Assim, se reduzem as opções de chegada ao poder dos grupos de extrema-direita. Não apenas na França, afirmam os analistas.
"Na
Holanda é muito provável que Wilders (líder do Partido da Liberdade, de
extrema-direita) tenha um bom resultado nas eleições. Mas o sistema
proporcional holandês permitirá pactos que podem deixar a
extrema-direita de fora do governo e limitar sua influência direta", diz
Morillas.
"No caso da Alemanha é pouco provável que a Alternativa para a
Alemanha (FPÖ, legenda populista de direita) tenha um peso forte. No
momento, parece que Angela Merkel continuará sendo a primeira-ministra",
afirmou.
Pesquisas recentes dão uma ampla vantagem à atual
governante alemã, com 35% das intenções de voto contra 22% do Partido
Socialista e 13% do Alternativa para a Alemanha.

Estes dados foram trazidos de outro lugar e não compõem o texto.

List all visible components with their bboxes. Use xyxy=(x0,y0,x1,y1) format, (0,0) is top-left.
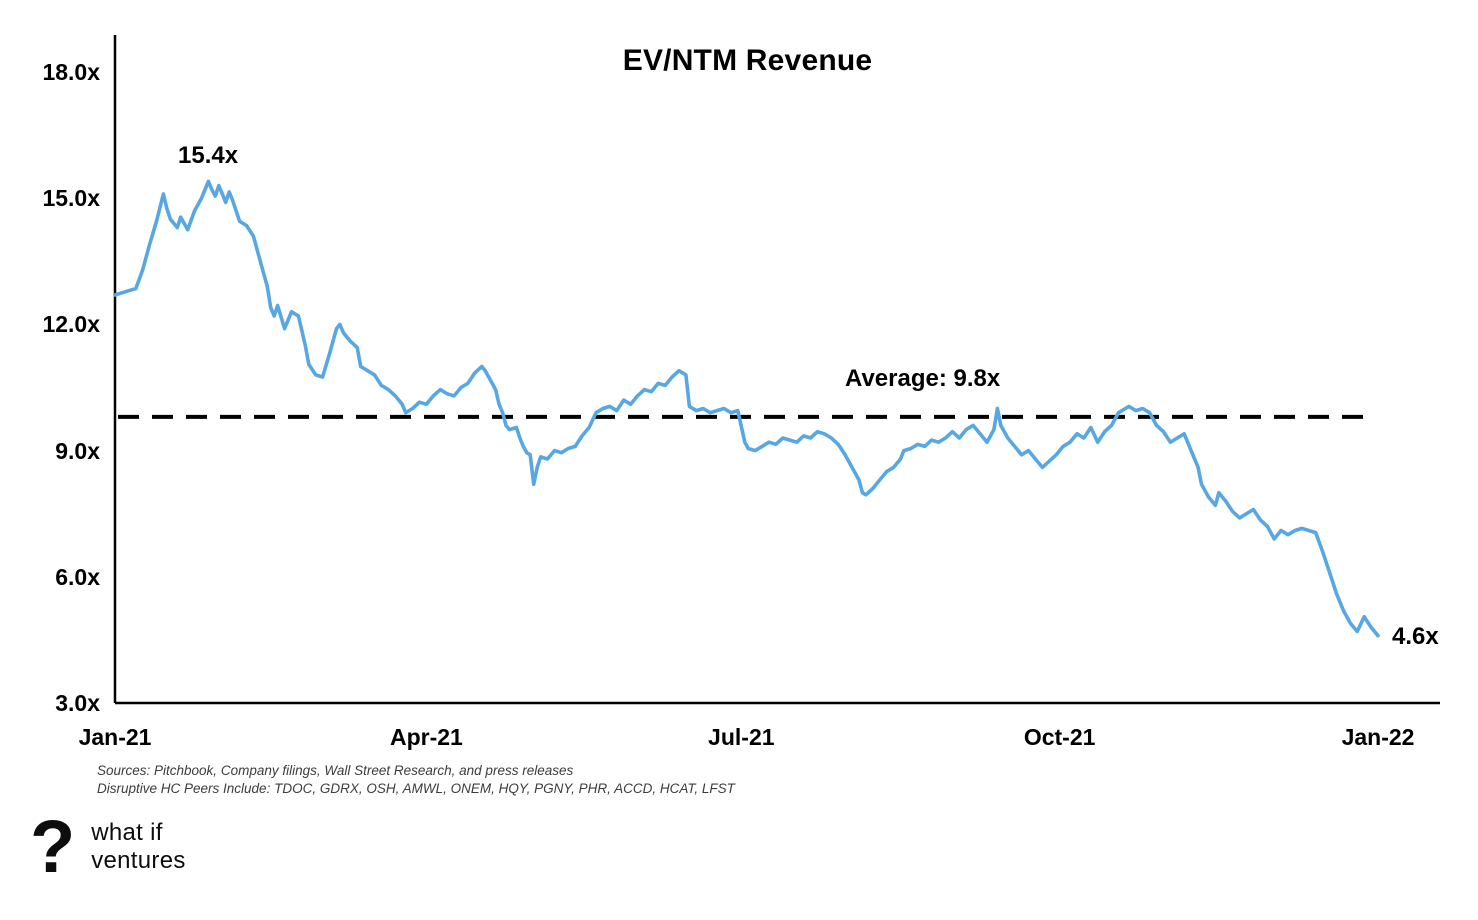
question-mark-logo-icon: ? xyxy=(30,805,76,888)
y-tick-label: 15.0x xyxy=(42,185,100,212)
logo-wordmark: what if ventures xyxy=(91,819,185,875)
sources-note: Sources: Pitchbook, Company filings, Wal… xyxy=(97,763,574,778)
y-tick-label: 9.0x xyxy=(55,437,100,464)
revenue-multiple-line xyxy=(113,179,1380,638)
x-tick-label: Oct-21 xyxy=(1023,724,1096,750)
x-tick-label: Apr-21 xyxy=(389,724,463,750)
footnotes: Sources: Pitchbook, Company filings, Wal… xyxy=(97,762,735,797)
peak-value-annotation: 15.4x xyxy=(178,142,239,169)
logo-line-2: ventures xyxy=(91,847,186,874)
x-tick-label: Jan-22 xyxy=(1341,724,1415,750)
x-tick-label: Jul-21 xyxy=(708,724,775,750)
what-if-ventures-logo: ? what if ventures xyxy=(30,808,186,886)
peers-note: Disruptive HC Peers Include: TDOC, GDRX,… xyxy=(97,780,735,796)
logo-line-1: what if xyxy=(91,819,163,846)
average-value-annotation: Average: 9.8x xyxy=(845,365,1001,392)
x-tick-label: Jan-21 xyxy=(78,724,152,750)
y-tick-label: 18.0x xyxy=(42,59,100,85)
chart-title: EV/NTM Revenue xyxy=(622,44,873,77)
y-tick-label: 6.0x xyxy=(55,563,100,590)
y-tick-label: 12.0x xyxy=(42,311,100,338)
end-value-annotation: 4.6x xyxy=(1392,623,1439,650)
y-tick-label: 3.0x xyxy=(55,690,100,716)
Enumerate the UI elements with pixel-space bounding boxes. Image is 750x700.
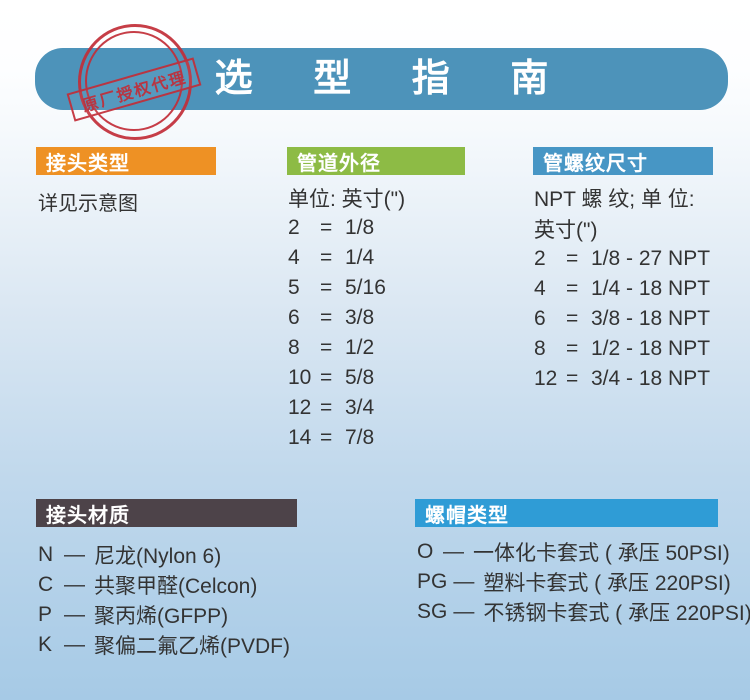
material-value: 聚丙烯(GFPP) xyxy=(94,605,229,628)
nut-value: 塑料卡套式 ( 承压 220PSI) xyxy=(483,572,731,595)
pipe-od-row: 14 = 7/8 xyxy=(288,423,473,453)
size-value: 3/8 xyxy=(345,306,375,329)
nut-code: SG xyxy=(417,600,448,623)
pipe-od-unit: 单位: 英寸(") xyxy=(288,187,406,211)
nut-code: PG xyxy=(417,570,448,593)
thread-row: 6 = 3/8 - 18 NPT xyxy=(534,304,729,334)
thread-unit-line1: NPT 螺 纹; 单 位: xyxy=(534,187,695,211)
equals-sign: = xyxy=(320,216,333,239)
material-code: K xyxy=(38,633,53,656)
size-code: 14 xyxy=(288,426,312,449)
nut-code: O xyxy=(417,540,434,563)
stamp-inner-ring-icon xyxy=(85,31,183,131)
section-header-pipe-od: 管道外径 xyxy=(287,147,465,175)
size-code: 6 xyxy=(288,306,300,329)
nut-type-row: PG — 塑料卡套式 ( 承压 220PSI) xyxy=(417,567,750,597)
pipe-od-row: 10 = 5/8 xyxy=(288,363,473,393)
thread-unit-line2: 英寸(") xyxy=(534,218,598,242)
stamp-outer-ring-icon xyxy=(78,24,192,140)
dash-separator: — xyxy=(64,633,85,656)
connector-type-note: 详见示意图 xyxy=(38,193,138,215)
equals-sign: = xyxy=(566,247,579,270)
thread-row: 12 = 3/4 - 18 NPT xyxy=(534,364,729,394)
material-value: 共聚甲醛(Celcon) xyxy=(94,575,258,598)
material-code: P xyxy=(38,603,53,626)
size-code: 2 xyxy=(534,247,546,270)
equals-sign: = xyxy=(320,336,333,359)
material-code: N xyxy=(38,543,54,566)
size-code: 4 xyxy=(288,246,300,269)
material-code: C xyxy=(38,573,54,596)
section-header-material: 接头材质 xyxy=(36,499,297,527)
material-row: N — 尼龙(Nylon 6) xyxy=(38,540,290,570)
size-value: 1/8 - 27 NPT xyxy=(591,247,711,270)
size-code: 2 xyxy=(288,216,300,239)
size-code: 4 xyxy=(534,277,546,300)
size-value: 1/4 xyxy=(345,246,375,269)
equals-sign: = xyxy=(320,396,333,419)
pipe-od-row: 8 = 1/2 xyxy=(288,333,473,363)
nut-value: 一体化卡套式 ( 承压 50PSI) xyxy=(473,542,730,565)
equals-sign: = xyxy=(320,246,333,269)
size-value: 5/8 xyxy=(345,366,375,389)
material-value: 尼龙(Nylon 6) xyxy=(94,545,222,568)
dash-separator: — xyxy=(64,573,85,596)
material-value: 聚偏二氟乙烯(PVDF) xyxy=(94,635,290,658)
page-title: 选 型 指 南 xyxy=(214,58,574,100)
size-value: 3/4 xyxy=(345,396,375,419)
material-row: C — 共聚甲醛(Celcon) xyxy=(38,570,290,600)
pipe-od-row: 12 = 3/4 xyxy=(288,393,473,423)
equals-sign: = xyxy=(566,367,579,390)
size-value: 1/2 xyxy=(345,336,375,359)
size-value: 1/2 - 18 NPT xyxy=(591,337,711,360)
size-code: 8 xyxy=(534,337,546,360)
equals-sign: = xyxy=(566,307,579,330)
material-list: N — 尼龙(Nylon 6) C — 共聚甲醛(Celcon) P — 聚丙烯… xyxy=(38,540,290,660)
nut-type-row: O — 一体化卡套式 ( 承压 50PSI) xyxy=(417,537,750,567)
dash-separator: — xyxy=(64,603,85,626)
dash-separator: — xyxy=(64,543,85,566)
dash-separator: — xyxy=(453,600,475,623)
section-header-thread-size: 管螺纹尺寸 xyxy=(533,147,713,175)
pipe-od-row: 2 = 1/8 xyxy=(288,213,473,243)
size-code: 10 xyxy=(288,366,312,389)
equals-sign: = xyxy=(320,426,333,449)
size-value: 5/16 xyxy=(345,276,386,299)
nut-type-row: SG — 不锈钢卡套式 ( 承压 220PSI) xyxy=(417,597,750,627)
pipe-od-list: 单位: 英寸(") 2 = 1/8 4 = 1/4 5 = 5/16 6 = 3… xyxy=(288,182,473,453)
pipe-od-row: 5 = 5/16 xyxy=(288,273,473,303)
thread-size-list: NPT 螺 纹; 单 位: 英寸(") 2 = 1/8 - 27 NPT 4 =… xyxy=(534,182,729,394)
nut-value: 不锈钢卡套式 ( 承压 220PSI) xyxy=(483,602,750,625)
size-code: 12 xyxy=(534,367,558,390)
authorized-agent-stamp: 原厂授权代理 xyxy=(66,22,202,140)
size-code: 12 xyxy=(288,396,312,419)
size-code: 5 xyxy=(288,276,300,299)
thread-row: 8 = 1/2 - 18 NPT xyxy=(534,334,729,364)
equals-sign: = xyxy=(566,337,579,360)
size-value: 7/8 xyxy=(345,426,375,449)
section-header-nut-type: 螺帽类型 xyxy=(415,499,718,527)
size-value: 1/4 - 18 NPT xyxy=(591,277,711,300)
nut-type-list: O — 一体化卡套式 ( 承压 50PSI) PG — 塑料卡套式 ( 承压 2… xyxy=(417,537,750,627)
size-code: 8 xyxy=(288,336,300,359)
thread-row: 4 = 1/4 - 18 NPT xyxy=(534,274,729,304)
dash-separator: — xyxy=(443,540,464,563)
size-code: 6 xyxy=(534,307,546,330)
size-value: 3/8 - 18 NPT xyxy=(591,307,711,330)
pipe-od-row: 6 = 3/8 xyxy=(288,303,473,333)
material-row: K — 聚偏二氟乙烯(PVDF) xyxy=(38,630,290,660)
equals-sign: = xyxy=(566,277,579,300)
equals-sign: = xyxy=(320,366,333,389)
equals-sign: = xyxy=(320,276,333,299)
material-row: P — 聚丙烯(GFPP) xyxy=(38,600,290,630)
section-header-connector-type: 接头类型 xyxy=(36,147,216,175)
thread-row: 2 = 1/8 - 27 NPT xyxy=(534,244,729,274)
dash-separator: — xyxy=(453,570,475,593)
equals-sign: = xyxy=(320,306,333,329)
pipe-od-row: 4 = 1/4 xyxy=(288,243,473,273)
size-value: 1/8 xyxy=(345,216,375,239)
size-value: 3/4 - 18 NPT xyxy=(591,367,711,390)
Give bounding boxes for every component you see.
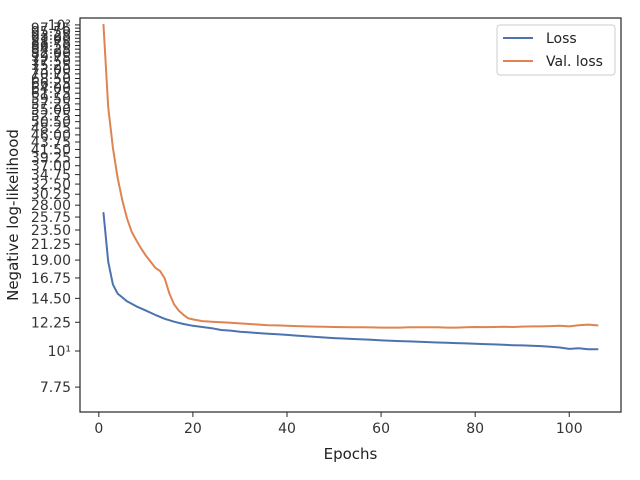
- legend-label-val-loss: Val. loss: [546, 54, 603, 70]
- y-tick-label: 52.75: [31, 108, 71, 124]
- y-tick-label: 10²: [48, 18, 71, 34]
- y-tick-label: 97.75: [31, 21, 71, 37]
- y-tick-label: 59.50: [31, 91, 71, 107]
- x-tick-label: 0: [94, 421, 103, 437]
- y-tick-label: 77.50: [31, 54, 71, 70]
- x-tick-label: 20: [184, 421, 202, 437]
- y-tick-label: 25.75: [31, 210, 71, 226]
- x-tick-label: 60: [372, 421, 390, 437]
- x-tick-label: 80: [466, 421, 484, 437]
- plot-frame: [79, 17, 622, 413]
- y-tick-label: 61.75: [31, 86, 71, 102]
- legend-label-loss: Loss: [546, 31, 577, 47]
- y-tick-label: 12.25: [31, 315, 71, 331]
- y-tick-label: 86.50: [31, 38, 71, 54]
- y-tick-label: 32.50: [31, 177, 71, 193]
- y-tick-label: 50.50: [31, 115, 71, 131]
- y-tick-label: 82.00: [31, 46, 71, 62]
- y-axis-label: Negative log-likelihood: [4, 129, 22, 301]
- y-tick-label: 70.75: [31, 67, 71, 83]
- y-tick-label: 37.00: [31, 159, 71, 175]
- y-tick-label: 19.00: [31, 253, 71, 269]
- plot-lines: [102, 23, 599, 351]
- y-tick-label: 88.75: [31, 35, 71, 51]
- y-tick-label: 48.25: [31, 121, 71, 137]
- y-tick-label: 75.25: [31, 58, 71, 74]
- y-tick-label: 66.25: [31, 76, 71, 92]
- y-tick-label: 30.25: [31, 187, 71, 203]
- y-tick-label: 16.75: [31, 271, 71, 287]
- legend: Loss Val. loss: [496, 24, 616, 76]
- y-tick-label: 57.25: [31, 97, 71, 113]
- y-tick-label: 39.25: [31, 150, 71, 166]
- y-axis-ticks: 7.75 10¹ 12.25 14.50 16.75 19.0021.2523.5025.…: [31, 18, 80, 396]
- y-tick-label: 10¹: [48, 344, 71, 360]
- y-tick-label: 84.25: [31, 42, 71, 58]
- y-tick-label: 68.50: [31, 71, 71, 87]
- y-tick-label: 46.00: [31, 128, 71, 144]
- x-tick-label: 40: [278, 421, 296, 437]
- y-tick-label: 95.50: [31, 24, 71, 40]
- x-axis-ticks: 0 20 40 60 80 100: [94, 412, 583, 437]
- y-tick-label: 43.75: [31, 135, 71, 151]
- y-tick-label: 73.00: [31, 62, 71, 78]
- y-tick-label: 41.50: [31, 142, 71, 158]
- y-tick-label: 23.50: [31, 223, 71, 239]
- series-line-loss: [102, 212, 599, 351]
- y-tick-label: 55.00: [31, 103, 71, 119]
- y-tick-label: 7.75: [40, 380, 71, 396]
- y-tick-label: 34.75: [31, 168, 71, 184]
- y-tick-label: 79.75: [31, 50, 71, 66]
- x-tick-label: 100: [556, 421, 583, 437]
- y-tick-label: 21.25: [31, 237, 71, 253]
- series-line-val-loss: [102, 23, 599, 329]
- y-tick-label: 93.25: [31, 28, 71, 44]
- y-tick-label: 14.50: [31, 291, 71, 307]
- y-tick-label: 91.00: [31, 31, 71, 47]
- x-axis-label: Epochs: [324, 445, 378, 463]
- y-tick-label: 28.00: [31, 198, 71, 214]
- y-tick-label: 64.00: [31, 81, 71, 97]
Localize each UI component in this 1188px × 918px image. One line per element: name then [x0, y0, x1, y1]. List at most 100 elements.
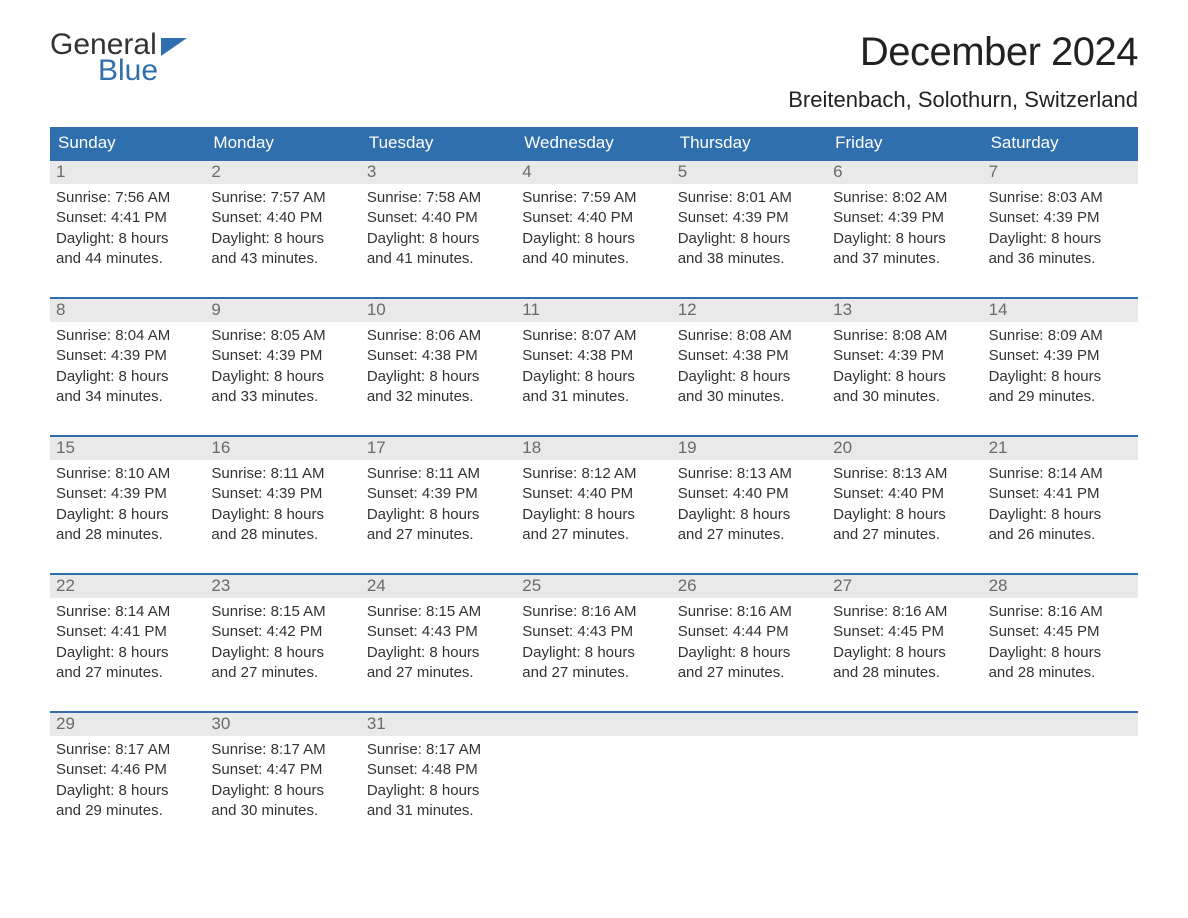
daylight-line-1: Daylight: 8 hours: [833, 367, 976, 387]
day-cell: Sunrise: 8:01 AMSunset: 4:39 PMDaylight:…: [672, 184, 827, 279]
daylight-line-1: Daylight: 8 hours: [367, 505, 510, 525]
day-cell: Sunrise: 8:16 AMSunset: 4:43 PMDaylight:…: [516, 598, 671, 693]
day-number: 4: [516, 161, 671, 184]
sunset-line: Sunset: 4:41 PM: [989, 484, 1132, 504]
daylight-line-2: and 27 minutes.: [367, 525, 510, 545]
sunset-line: Sunset: 4:45 PM: [989, 622, 1132, 642]
sunset-line: Sunset: 4:40 PM: [522, 484, 665, 504]
sunset-line: Sunset: 4:41 PM: [56, 208, 199, 228]
sunset-line: Sunset: 4:45 PM: [833, 622, 976, 642]
day-cell: [983, 736, 1138, 831]
day-cell: Sunrise: 7:59 AMSunset: 4:40 PMDaylight:…: [516, 184, 671, 279]
sunrise-line: Sunrise: 8:04 AM: [56, 326, 199, 346]
daylight-line-2: and 37 minutes.: [833, 249, 976, 269]
title-block: December 2024 Breitenbach, Solothurn, Sw…: [788, 30, 1138, 113]
day-cell: Sunrise: 8:16 AMSunset: 4:44 PMDaylight:…: [672, 598, 827, 693]
daylight-line-1: Daylight: 8 hours: [211, 367, 354, 387]
daylight-line-1: Daylight: 8 hours: [678, 229, 821, 249]
day-cell: Sunrise: 8:08 AMSunset: 4:39 PMDaylight:…: [827, 322, 982, 417]
sunset-line: Sunset: 4:40 PM: [833, 484, 976, 504]
day-number: 26: [672, 575, 827, 598]
month-title: December 2024: [788, 30, 1138, 75]
day-cell: Sunrise: 8:10 AMSunset: 4:39 PMDaylight:…: [50, 460, 205, 555]
sunrise-line: Sunrise: 8:07 AM: [522, 326, 665, 346]
day-cell: Sunrise: 8:06 AMSunset: 4:38 PMDaylight:…: [361, 322, 516, 417]
brand-logo: General Blue: [50, 30, 187, 86]
day-cell: [827, 736, 982, 831]
daylight-line-2: and 27 minutes.: [211, 663, 354, 683]
weekday-header: Tuesday: [361, 127, 516, 159]
day-cell: Sunrise: 8:17 AMSunset: 4:47 PMDaylight:…: [205, 736, 360, 831]
sunrise-line: Sunrise: 8:15 AM: [367, 602, 510, 622]
day-number: 6: [827, 161, 982, 184]
daylight-line-1: Daylight: 8 hours: [367, 781, 510, 801]
day-cell: [672, 736, 827, 831]
sunset-line: Sunset: 4:39 PM: [989, 346, 1132, 366]
day-number: 22: [50, 575, 205, 598]
daylight-line-1: Daylight: 8 hours: [678, 505, 821, 525]
daylight-line-2: and 27 minutes.: [678, 663, 821, 683]
daylight-line-2: and 28 minutes.: [211, 525, 354, 545]
daylight-line-2: and 27 minutes.: [833, 525, 976, 545]
sunset-line: Sunset: 4:43 PM: [522, 622, 665, 642]
brand-word-2: Blue: [50, 56, 187, 86]
sunrise-line: Sunrise: 8:14 AM: [989, 464, 1132, 484]
day-number: 13: [827, 299, 982, 322]
daylight-line-1: Daylight: 8 hours: [56, 643, 199, 663]
day-number: 5: [672, 161, 827, 184]
daynum-row: 15161718192021: [50, 437, 1138, 460]
daylight-line-2: and 28 minutes.: [56, 525, 199, 545]
day-cell: Sunrise: 8:11 AMSunset: 4:39 PMDaylight:…: [361, 460, 516, 555]
day-cell: Sunrise: 8:15 AMSunset: 4:43 PMDaylight:…: [361, 598, 516, 693]
sunset-line: Sunset: 4:41 PM: [56, 622, 199, 642]
sunset-line: Sunset: 4:39 PM: [211, 484, 354, 504]
day-number: 9: [205, 299, 360, 322]
sunrise-line: Sunrise: 8:17 AM: [211, 740, 354, 760]
week-row: 293031Sunrise: 8:17 AMSunset: 4:46 PMDay…: [50, 711, 1138, 831]
daylight-line-1: Daylight: 8 hours: [367, 229, 510, 249]
daylight-line-1: Daylight: 8 hours: [678, 367, 821, 387]
day-cell: Sunrise: 8:17 AMSunset: 4:46 PMDaylight:…: [50, 736, 205, 831]
daylight-line-2: and 27 minutes.: [678, 525, 821, 545]
daylight-line-2: and 44 minutes.: [56, 249, 199, 269]
daylight-line-1: Daylight: 8 hours: [56, 367, 199, 387]
daylight-line-1: Daylight: 8 hours: [833, 229, 976, 249]
daylight-line-1: Daylight: 8 hours: [833, 505, 976, 525]
weekday-header: Thursday: [672, 127, 827, 159]
daylight-line-2: and 29 minutes.: [989, 387, 1132, 407]
sunset-line: Sunset: 4:42 PM: [211, 622, 354, 642]
daylight-line-1: Daylight: 8 hours: [367, 367, 510, 387]
day-number: 23: [205, 575, 360, 598]
daylight-line-2: and 28 minutes.: [833, 663, 976, 683]
day-number: 19: [672, 437, 827, 460]
sunset-line: Sunset: 4:44 PM: [678, 622, 821, 642]
day-cell: Sunrise: 8:13 AMSunset: 4:40 PMDaylight:…: [672, 460, 827, 555]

Problemas que ultrapassam fronteiras
Mas
quais são os grandes temas de fundo destas eleições? Existem assuntos
que afetam o conjunto da Europa que vão mais além do interesse nacional e
das fronteiras geográficas?
"Olhando a UE no seu conjunto, vemos questões comuns como as
desigualdades sociais e as políticas de austeridade, de um lado e a
imigração e a integração das minorias, do outro".
"Os dois
assuntos se associam à filiação dos países à UE. De fato, existe uma
tendência comum na qual os movimentos populistas tentam vincular o bloco
europeu aos desafios enfrentados pela população nas questões internas
dos países", afirma Christensen.
O professor Richard Whitman,
diretor do Centro Europa Global (GEC, na sigla em inglês) da
Universidade de Kent, no Reino Unido, concorda que as atitudes dos
candidatos diante da imigração e dos pedidos de asilo vão ser questões
eleitorais decisivas.
E acrescenta dois temas de política externa à lista de preocupações comuns europeias.
"As
relações com os Estados Unidos, que talvez não sejam um grande tema de
campanha, serão importantes para que os candidatos se elejam. Eles vão
ter que dizer como querem se relacionar com o governo Trump".
"E
outra questão será provavelmente o Brexit. Menos como tema principal de
campanha, mas para estabelecer como será feita a saída do Reino Unido",
sugere. "Há partidos, como a Frente Nacional, que farão campanha por uma
relação diferente entre França e UE caso ganhem. E isso é uma questão
existencial para a UE."
Os (inesperados) efeitos do Brexit
A
inesperada vitória do "sim" no plebiscito sobre a saída do Reino Unido
da UE, realizado em junho de 2016, foi o maior triunfo de grupos
eurocéticos na Europa até o momento.
No meses seguintes à
votação, falou-se de uma crise profunda no projeto europeu. No entanto,
passados quase sete meses, o resultado do Brexit pode causar um efeito
contrário na UE.
"O plebiscito no Reino Unido e os problemas que desencadeou chamam a
atenção de todos os eleitores da Europa. Segundo as pesquisas que vi,
desde julho as atitudes em relação à UE são mais positivas".
"As pessoas se deram conta do que está potencialmente em jogo com a saída da UE", sugere Christensen.
"Creio
que o que se espera de 2017, do ponto de vista da UE, é ver se
realmente os três grandes países que seguem no bloco depois do Brexit -
França, Alemanha e Itália - continuarão sendo pilares estáveis do
projeto europeu".
"Neste sentido, 2017 é um ano muito decisivo para a UE", conclui o analista.